Both were considered dark-horse candidates in 2003, with Giamatti winning the National Board of Review’s breakthrough actor kudo and garnering an Independent Spirit Award lead actor nomination for his role as comicbook creator Harvey Pekar in “American Splendor.”

Sarsgaard was named supporting actor by the National Society of Film Critics for his work as former New Republic reporter-turned-editor Charles Lane in “Shattered Glass,” the story of disgraced journalist Stephen Glass. He also earned supporting kudos from the Boston Society of Film Critics and the San Francisco Film Critics Circle, and was nominated for a Golden Globe and Independent Spirit Award.

They’re back at the center of Oscar talk, with Giamatti drawing raves for his turn as would-be author and wine connoisseur Miles Raymond in one of the year’s best reviewed pics, Alexander Payne’s “Sideways.” Sarsgaard has critical tongues wagging over his role as bisexual sex researcher Clyde Martin in “Kinsey,” starring opposite fellow contenders Liam Neeson and Laura Linney.

For Sarsgaard, Oscar consideration isn’t something he thinks a lot about, and he isn’t sure a nomination would have too profound an effect on his career. “I couldn’t work more than I already do,” he says. “Having seen other people get nominated, unless you’ve never done anything before, I guess you get paid more. I’m very happy with the way things are going now.

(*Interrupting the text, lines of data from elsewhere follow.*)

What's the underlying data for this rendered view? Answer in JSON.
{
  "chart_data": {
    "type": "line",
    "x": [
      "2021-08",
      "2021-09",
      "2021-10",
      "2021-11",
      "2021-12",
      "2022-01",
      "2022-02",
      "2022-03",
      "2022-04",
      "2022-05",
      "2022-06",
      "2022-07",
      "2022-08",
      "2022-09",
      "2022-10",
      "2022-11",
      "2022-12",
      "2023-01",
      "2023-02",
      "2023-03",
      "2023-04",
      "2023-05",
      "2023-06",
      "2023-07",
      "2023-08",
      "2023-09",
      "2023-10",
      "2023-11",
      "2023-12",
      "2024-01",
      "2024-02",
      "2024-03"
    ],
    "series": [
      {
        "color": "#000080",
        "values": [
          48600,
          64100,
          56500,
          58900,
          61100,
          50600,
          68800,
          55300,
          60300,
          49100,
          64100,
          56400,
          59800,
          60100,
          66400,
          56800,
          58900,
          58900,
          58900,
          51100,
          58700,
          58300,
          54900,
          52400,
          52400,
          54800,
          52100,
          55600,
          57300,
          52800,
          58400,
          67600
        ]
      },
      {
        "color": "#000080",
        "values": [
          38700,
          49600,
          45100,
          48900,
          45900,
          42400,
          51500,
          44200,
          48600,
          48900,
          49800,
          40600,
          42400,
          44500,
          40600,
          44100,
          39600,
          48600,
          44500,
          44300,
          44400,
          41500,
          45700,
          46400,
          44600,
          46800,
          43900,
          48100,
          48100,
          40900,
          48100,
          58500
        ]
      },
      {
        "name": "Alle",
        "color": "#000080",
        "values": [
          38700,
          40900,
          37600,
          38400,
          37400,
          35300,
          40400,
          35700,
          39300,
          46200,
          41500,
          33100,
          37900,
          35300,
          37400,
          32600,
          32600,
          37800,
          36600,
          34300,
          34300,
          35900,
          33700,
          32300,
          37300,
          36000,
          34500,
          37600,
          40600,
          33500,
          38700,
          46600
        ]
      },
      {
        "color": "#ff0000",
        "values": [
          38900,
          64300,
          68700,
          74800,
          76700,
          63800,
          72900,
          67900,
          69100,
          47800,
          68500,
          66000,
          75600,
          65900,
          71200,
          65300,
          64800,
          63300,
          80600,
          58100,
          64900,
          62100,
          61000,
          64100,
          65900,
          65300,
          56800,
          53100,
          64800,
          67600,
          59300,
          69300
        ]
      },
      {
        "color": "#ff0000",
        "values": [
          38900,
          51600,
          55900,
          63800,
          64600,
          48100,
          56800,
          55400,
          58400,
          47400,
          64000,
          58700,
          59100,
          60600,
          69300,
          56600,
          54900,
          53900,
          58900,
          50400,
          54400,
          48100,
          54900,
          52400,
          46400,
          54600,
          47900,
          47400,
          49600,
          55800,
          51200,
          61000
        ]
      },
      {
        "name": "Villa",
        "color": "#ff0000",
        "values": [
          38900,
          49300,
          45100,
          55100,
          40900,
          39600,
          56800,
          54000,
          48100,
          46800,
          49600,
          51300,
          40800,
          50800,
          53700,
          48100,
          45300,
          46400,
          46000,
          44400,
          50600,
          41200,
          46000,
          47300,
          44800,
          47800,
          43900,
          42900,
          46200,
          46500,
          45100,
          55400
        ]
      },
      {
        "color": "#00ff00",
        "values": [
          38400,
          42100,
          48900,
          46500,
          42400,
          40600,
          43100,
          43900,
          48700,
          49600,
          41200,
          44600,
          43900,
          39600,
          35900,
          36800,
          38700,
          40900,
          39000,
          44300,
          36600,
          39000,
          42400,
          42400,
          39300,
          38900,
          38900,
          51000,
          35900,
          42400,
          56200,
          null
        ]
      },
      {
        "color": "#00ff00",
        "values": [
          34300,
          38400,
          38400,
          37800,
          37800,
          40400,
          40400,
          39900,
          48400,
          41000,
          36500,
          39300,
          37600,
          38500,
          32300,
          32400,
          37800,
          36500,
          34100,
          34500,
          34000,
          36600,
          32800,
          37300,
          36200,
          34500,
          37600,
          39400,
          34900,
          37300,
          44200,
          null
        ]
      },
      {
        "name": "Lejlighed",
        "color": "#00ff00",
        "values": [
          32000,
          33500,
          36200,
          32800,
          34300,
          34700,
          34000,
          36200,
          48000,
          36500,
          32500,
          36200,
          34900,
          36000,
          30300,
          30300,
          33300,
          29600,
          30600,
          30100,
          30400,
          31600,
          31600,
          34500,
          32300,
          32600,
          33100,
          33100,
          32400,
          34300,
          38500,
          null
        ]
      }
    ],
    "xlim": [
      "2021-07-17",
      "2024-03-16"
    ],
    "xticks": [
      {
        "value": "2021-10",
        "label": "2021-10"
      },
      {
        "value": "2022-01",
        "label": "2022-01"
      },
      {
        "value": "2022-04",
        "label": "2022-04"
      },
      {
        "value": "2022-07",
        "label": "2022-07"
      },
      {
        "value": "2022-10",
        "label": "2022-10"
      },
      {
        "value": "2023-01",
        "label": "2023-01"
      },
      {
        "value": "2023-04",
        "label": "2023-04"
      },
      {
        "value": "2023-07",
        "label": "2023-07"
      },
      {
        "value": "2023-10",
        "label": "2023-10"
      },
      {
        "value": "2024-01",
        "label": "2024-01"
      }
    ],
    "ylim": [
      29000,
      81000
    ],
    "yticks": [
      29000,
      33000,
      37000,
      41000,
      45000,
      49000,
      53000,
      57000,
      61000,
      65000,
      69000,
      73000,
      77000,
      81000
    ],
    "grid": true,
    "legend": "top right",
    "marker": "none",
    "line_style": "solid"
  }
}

“I don’t really see it as a career booster as much as something nice for my parents. A lot of those things are really for your relatives. They’re for the people who are close to you. It really makes them feel the happiest.”

‘Virgin territory’

Giamatti takes a similarly low-key approach. “This is the first time I’ve ever really been through this sort of thing, and I’m willing to do whatever (his representatives) want me to do, but I’m just glad to have a job,” says Giamatti. “All of this is very virgin territory to me. If people are saying you’re going to win awards, it’s flattering and nice, but I certainly never expected to be in this position.”

Schreiber didn’t expect to be in this position, either. He says he still isn’t fully sure how he got cast in “The Manchurian Candidate,” but he made the most of the unexpected opportunity. Critics felt he more than held his own as war hero-turned-vice presidential candidate Raymond Prentiss Shaw opposite multiple-Oscar winners Denzel Washington and Meryl Streep in.

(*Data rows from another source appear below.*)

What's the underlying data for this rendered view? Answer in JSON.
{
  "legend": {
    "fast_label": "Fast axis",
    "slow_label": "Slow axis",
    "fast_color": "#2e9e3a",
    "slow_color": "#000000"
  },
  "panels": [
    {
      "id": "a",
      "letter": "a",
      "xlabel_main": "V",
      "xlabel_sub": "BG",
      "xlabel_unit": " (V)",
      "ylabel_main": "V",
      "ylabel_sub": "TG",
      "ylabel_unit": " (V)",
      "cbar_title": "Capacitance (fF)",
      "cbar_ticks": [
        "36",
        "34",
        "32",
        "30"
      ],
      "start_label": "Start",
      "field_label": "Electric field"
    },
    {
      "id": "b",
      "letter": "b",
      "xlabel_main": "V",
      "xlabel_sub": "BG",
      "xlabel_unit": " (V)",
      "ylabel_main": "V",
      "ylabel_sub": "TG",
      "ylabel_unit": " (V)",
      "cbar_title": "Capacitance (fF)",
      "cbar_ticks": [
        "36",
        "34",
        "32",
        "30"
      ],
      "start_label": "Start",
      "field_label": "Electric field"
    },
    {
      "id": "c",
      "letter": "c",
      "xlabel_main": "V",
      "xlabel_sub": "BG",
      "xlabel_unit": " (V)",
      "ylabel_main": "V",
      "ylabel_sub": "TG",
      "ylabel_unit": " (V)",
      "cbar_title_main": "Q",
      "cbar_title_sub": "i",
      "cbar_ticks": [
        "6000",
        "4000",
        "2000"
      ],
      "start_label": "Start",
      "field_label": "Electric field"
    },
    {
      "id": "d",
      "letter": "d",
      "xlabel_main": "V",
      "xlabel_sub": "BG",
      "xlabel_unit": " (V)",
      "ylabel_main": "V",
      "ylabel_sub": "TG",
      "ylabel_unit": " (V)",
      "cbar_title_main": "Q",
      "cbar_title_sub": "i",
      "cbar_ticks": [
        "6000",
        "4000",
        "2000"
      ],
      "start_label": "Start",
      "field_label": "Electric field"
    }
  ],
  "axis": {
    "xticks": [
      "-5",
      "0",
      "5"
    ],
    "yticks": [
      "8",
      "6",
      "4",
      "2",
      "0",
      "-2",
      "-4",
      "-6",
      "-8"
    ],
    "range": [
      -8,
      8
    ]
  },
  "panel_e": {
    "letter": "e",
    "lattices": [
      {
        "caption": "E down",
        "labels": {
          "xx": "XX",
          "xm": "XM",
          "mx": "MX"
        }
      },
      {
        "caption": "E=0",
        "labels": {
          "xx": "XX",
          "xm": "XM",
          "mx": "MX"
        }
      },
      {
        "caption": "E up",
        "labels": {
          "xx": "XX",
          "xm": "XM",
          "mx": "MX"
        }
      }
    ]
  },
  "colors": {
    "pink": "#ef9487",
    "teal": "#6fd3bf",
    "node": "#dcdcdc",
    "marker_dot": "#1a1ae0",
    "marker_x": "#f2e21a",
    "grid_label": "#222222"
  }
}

Los Angeles Times critic Kenneth Turan called his work in Jonathan Demme’s remake “the performance of his career,” remarking that “no one steals a movie from Washington, but Schreiber comes closer than anyone could have predicted.”

For his part, Schreiber is happy to be considered.

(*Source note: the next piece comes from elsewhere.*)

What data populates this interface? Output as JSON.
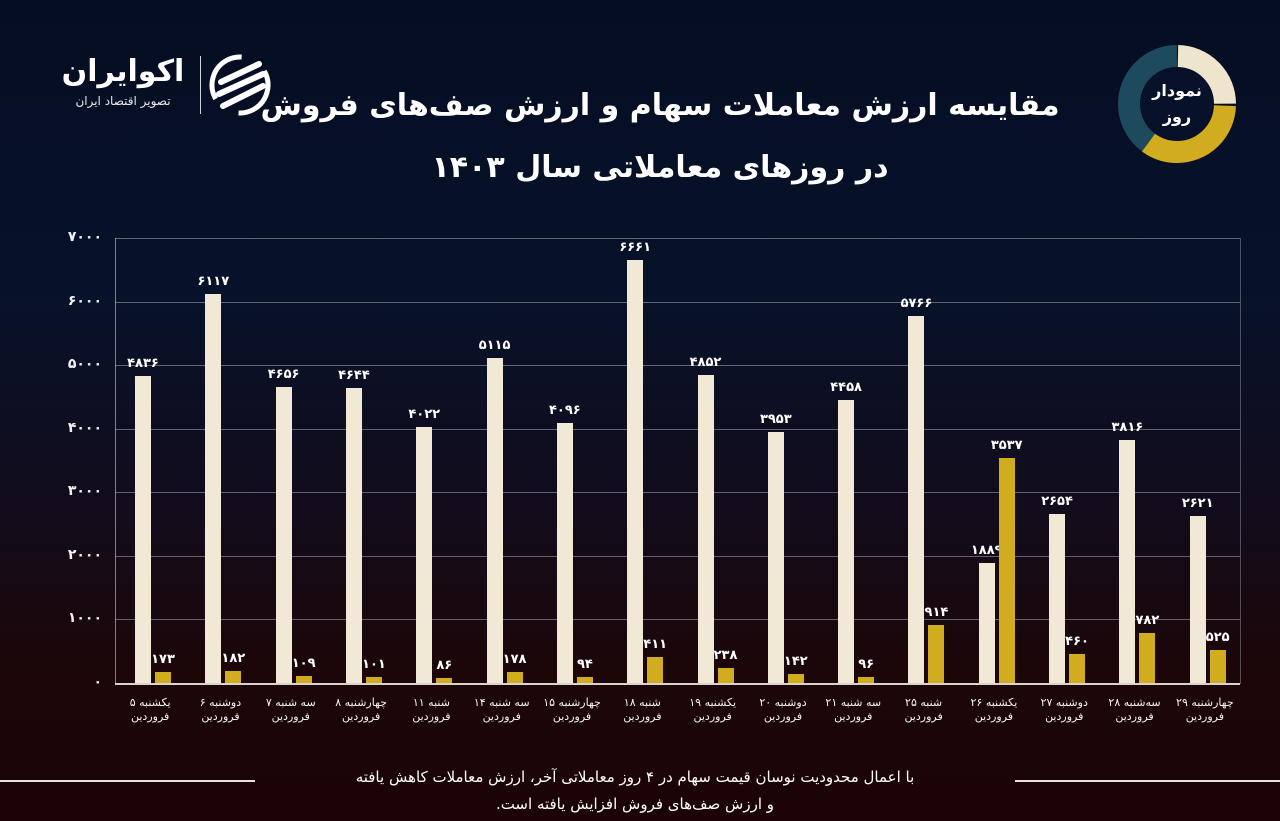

“I come from the ilk of actor who is incredibly superstitious and I consider it extremely bad luck to talk about something like this,” he says while laughing. “Work leads to work, and exposure is part of the actor’s game. You look for things that are not only going to satisfy you creatively but also are going to further you in terms of your career. It’s always a balance between the scale of the movie and the quality. Not to mention that you thank your lucky stars that you got a job in the first place.”

King’s royalty

If no one steals a movie from Washington, certainly no one steals “Ray” from Foxx, but Regina King creates a memorable portrait of former Raelette and Charles mistress Margie Hendrix. She’s garnering the first serious Oscar talk of her career, but will be content to let the chips fall where they may.

“I’m so honored to be part of this movie and for me to aggressively go after an award would take away from this amazing ride that I’m on right now,” says King. “I’m not going to say that I wouldn’t be totally ecstatic if I were nominated, but the Oscar wouldn’t validate the work for me.

“I do think the Oscar is a wonderful thing, but it’s a moment. It’s almost like your wedding. Your wedding day is great and it goes by so fast. You go through all this preparation for this one day, and then you have the marriage. Acting is deciding where you’re going to put in the work — the wedding (the Oscar) or the marriage (the career).”

She and all the other first-time contenders will find out Jan. 25 whether they will be nominees with a chance to walk down that aisle.